Miss Treadway and the Field of Stars by Miranda Emmerson (2017)

When I first caught sight of  ‘Miss Treadway and the Field of Stars’ I saw so much promise, and when I started to read I found much more than I had expected.  I found a mystery, a travelogue, a historical drama, and captivating human stories; and I found a colourful portrait mid-sixties London, that cleverly captured both the light and the shade of that particular time and place.

Anna Treadway was working-class and serious-minded; and she saw London as the centre of the universe, a place where it didn’t matter what her background and her history, where she could be accepted for what was and get on with living her life.

She loved the home she found in the big city, and the author made it easy for me to understand why, and she painted wonderful pictures of Anna’s London:

“Anna Treadway lived on Neal Street in a tiny two-bed flat above a Turkish café. She went to bed each night smelling cumin, lamb and lemons, listening to the jazz refrain from Ottmar’s radio below. She woke to the rumble and cry of the marketmen surging below her window and to the sharp, pungent smell of vegetables beginning to decay.

When she went to buy fruit at seven o’clock it took her past the Punjab India restaurant. Past the emerald green face of Ellen Keeley the barrow maker. Past the dirty oxblood tiles of the tube station where Neal Street ended and James Street began. Past Floral Street where the market boys drank their wages away and down, down, down to the Garden. Covent Garden: once the convent garden. Now so full of sin and earth and humanity. Still a garden really, after all these years.”

Though she hadn’t been drawn to the bright lights, Anna had found work in the theatre. She was dresser a rising star, the glamorous American actress Iolanthe Green, a rising star. A friendship grows between the two, very different young women.

Until the Monday when Lanny didn’t appear.

There could have been a simple answer but there wasn’t.

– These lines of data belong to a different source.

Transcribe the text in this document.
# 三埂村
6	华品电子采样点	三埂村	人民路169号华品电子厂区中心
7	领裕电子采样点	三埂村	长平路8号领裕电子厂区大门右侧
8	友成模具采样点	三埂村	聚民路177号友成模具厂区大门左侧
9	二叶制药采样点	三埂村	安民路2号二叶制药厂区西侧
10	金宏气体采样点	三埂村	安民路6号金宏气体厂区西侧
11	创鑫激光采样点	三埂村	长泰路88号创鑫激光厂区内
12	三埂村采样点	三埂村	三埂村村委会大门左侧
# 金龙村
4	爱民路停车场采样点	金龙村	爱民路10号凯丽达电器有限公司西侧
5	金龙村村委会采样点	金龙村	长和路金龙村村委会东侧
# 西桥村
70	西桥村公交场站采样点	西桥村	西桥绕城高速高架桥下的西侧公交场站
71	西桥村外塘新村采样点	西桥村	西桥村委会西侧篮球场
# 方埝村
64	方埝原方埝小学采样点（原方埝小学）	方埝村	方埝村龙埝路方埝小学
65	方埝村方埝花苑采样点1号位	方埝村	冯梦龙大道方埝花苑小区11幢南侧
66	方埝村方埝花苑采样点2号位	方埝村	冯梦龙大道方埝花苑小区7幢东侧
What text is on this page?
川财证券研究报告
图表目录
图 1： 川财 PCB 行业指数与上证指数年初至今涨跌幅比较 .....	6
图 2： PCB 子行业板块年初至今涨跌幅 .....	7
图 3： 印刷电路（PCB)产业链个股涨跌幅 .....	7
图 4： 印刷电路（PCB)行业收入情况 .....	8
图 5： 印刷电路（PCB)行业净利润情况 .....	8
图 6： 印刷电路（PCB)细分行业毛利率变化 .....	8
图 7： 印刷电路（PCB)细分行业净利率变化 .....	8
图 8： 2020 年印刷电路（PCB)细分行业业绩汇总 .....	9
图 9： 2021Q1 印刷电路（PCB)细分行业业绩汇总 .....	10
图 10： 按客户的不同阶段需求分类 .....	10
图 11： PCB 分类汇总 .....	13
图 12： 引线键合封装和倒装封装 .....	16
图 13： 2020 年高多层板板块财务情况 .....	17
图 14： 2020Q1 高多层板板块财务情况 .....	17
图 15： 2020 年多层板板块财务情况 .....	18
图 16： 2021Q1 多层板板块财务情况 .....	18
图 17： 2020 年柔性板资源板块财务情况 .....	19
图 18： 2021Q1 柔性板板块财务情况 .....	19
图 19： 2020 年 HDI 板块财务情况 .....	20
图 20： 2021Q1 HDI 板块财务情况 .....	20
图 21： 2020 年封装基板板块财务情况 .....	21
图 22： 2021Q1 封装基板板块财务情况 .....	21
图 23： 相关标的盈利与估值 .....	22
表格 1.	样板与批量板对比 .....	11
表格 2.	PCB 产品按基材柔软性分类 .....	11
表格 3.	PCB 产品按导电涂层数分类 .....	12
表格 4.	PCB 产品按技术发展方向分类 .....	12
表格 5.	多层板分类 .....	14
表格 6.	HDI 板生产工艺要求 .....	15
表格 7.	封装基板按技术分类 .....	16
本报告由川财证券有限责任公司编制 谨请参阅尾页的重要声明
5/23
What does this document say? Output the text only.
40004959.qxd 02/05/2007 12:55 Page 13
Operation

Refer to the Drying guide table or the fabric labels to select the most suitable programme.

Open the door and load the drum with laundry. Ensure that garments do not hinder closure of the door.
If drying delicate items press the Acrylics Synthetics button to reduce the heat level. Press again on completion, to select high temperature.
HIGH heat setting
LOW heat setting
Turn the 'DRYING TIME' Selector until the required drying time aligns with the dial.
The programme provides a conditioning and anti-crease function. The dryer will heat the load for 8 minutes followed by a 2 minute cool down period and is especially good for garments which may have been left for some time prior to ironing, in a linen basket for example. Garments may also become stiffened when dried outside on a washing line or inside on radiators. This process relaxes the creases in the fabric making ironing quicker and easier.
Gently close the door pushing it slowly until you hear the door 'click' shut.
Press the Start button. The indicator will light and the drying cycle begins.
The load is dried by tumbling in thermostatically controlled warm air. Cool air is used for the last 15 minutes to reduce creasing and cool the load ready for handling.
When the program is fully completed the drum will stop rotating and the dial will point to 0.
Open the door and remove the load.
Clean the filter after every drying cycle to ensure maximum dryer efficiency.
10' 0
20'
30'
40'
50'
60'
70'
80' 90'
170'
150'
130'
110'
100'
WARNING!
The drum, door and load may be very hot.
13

The next day all of the newspapers were abuzz with the  mystery of the missing star. Theories were propounded. Concerns were raised. But it wasn’t long before there was no more news, the story slipped out of the headlines, and Anna began to worry that her friend had been forgotten.

One newspaper had asked asks why so much attention was being paid to one wealthy actress when in the past week alone seventy ordinary people have gone missing without any great fanfare at all. The police inspector in charge of the case agreed. He had more than enough work to do, why should he worry about an actress who had no ties, who had quite possibly decided to move on of her own accord?

Unimpressed with the efforts of the police, Anna sets out to discover what had happened to her friend. Detective Sergeant Barnaby Hayes, the one officer left on the case, warned her off.  He was Irish, but he had made the decision to his name from Brennan to Barnaby so that he could fit into his new job and his new life in London; and he hoped that discovering whether Iolanthe has disappeared of her own accord, or whether something has happened to her, would impress his colleagues and his superiors.

Anna took no notice of his warning, she went on looking for Lanny, and she met a young man who was happy to help her. Aloysius was an accountant, a quiet and gentle man, an ardent Anglophile; and he was still coming to terms with the knowledge that his degree from the University of the West Indies wouldn’t gain him entry to exclusive gentlemen’s clubs or the city’s best restaurants, that the England he lived in had little in common with the England he had read about in books.

The mystery is cleverly constructed, and it spins around rich human stories.

Barnaby, his wife Orla and their daughter, Gracie had very different feeling about life in the big city. Turkish café owner Ottamar worked hard for his family and worried about his daughter, Samira, who was growing up and away from him. Anna’s landlord Leonard was gay in a world where that wasn’t legal. Aloysius faced appalling racism and police brutality, and yet he continued to be polite and respectful.

I was very taken with them all.

I saw that they were all outsiders, they had all come to London from somewhere else; and that some of them were carrying secrets, some of them were running away from something, and that some of them were chasing dreams and ambitions. Their different stories and characters developed nicely, they had things to say, as the mystery unravelled.

I came to realise why finding Lanny was so very important to Anna.

My only real issues were that Lanny’s backstory was muddled and left loose ends, and that while the final act of worked emotionally it was little contrived.

The time and place are very well evoked, and though some of the language and many of the attitudes shocked me I couldn’t doubt that they were authentic.

I loved the human drama, I was intrigued by the mystery; and I have to say that this is a very accomplished first novel and that I am very interested to read whatever Miranda Emmerson writes next.

3 thoughts on “Miss Treadway and the Field of Stars by Miranda Emmerson (2017)

  1. What a brilliant review and seems to be an equally brilliant book. It seems like a perfect combination of historical fiction, social commentary and mystery. Lovely! I hope I can find a copy in this side of the world!